Creative Planning Inc., one of the nation's fastest growing RIAs with $38 billion in client assets under management, is expanding its footprint in the Midwest market with its first acquisition, Minneapolis-based The Johnston Group (TJG).

Peter Mallouk, Creative Planning CEO, said that the acquisition marked a turning point in his fast-growing firm’s growth strategy. “Until now, we have always grown largely through referrals,” he said. "This is just us stepping into the arena."

Mallouk indicated other acquisitions were likely, adding that future acquirees would need to take "a financial planning approach" and be fee-based with no proprietary products.

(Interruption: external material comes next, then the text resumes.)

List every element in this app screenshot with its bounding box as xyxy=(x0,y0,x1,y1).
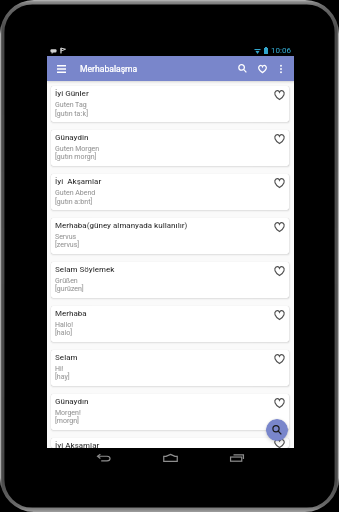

While Creative Planning has no internal mutual funds or hedge funds, it does design individual stock and bond portfolios for clients. It also has an internal fixed-income and options group and offer clients opportunities to invest in alternatives like private equity, private lending and private real estate.

No price for TJG was disclosed but Mallouk said Creative Planning did not give out equity and indicated that would be unlikely except in certain special cases for future acquisitions. "Never say never but for acquisitions of this size it wouldn't be on the table," he said.

TJG provides financial planning and investment management services to investors nationwide, and has a large presence in Minnesota, North Dakota and South Dakota, the company said.TJG, owned and operated by Brad Johnston, has more than $500 million in assets under management.

Mallouk said that his firm would now explore opportunities to partner with other firms that also shared the same values and vision as TJG, a model for future growth.

Established in 1983, Creative Planning is an independent wealth management firm with 26 offices and more than 25,000 clients in all 50 states. The company is headquartered in Overland Park, Kan.

Five years ago, the bulk of its clients were in the Midwest, but its growth has changed that. Today, its three biggest states are California, New York and Florida, followed by Texas and Illinois.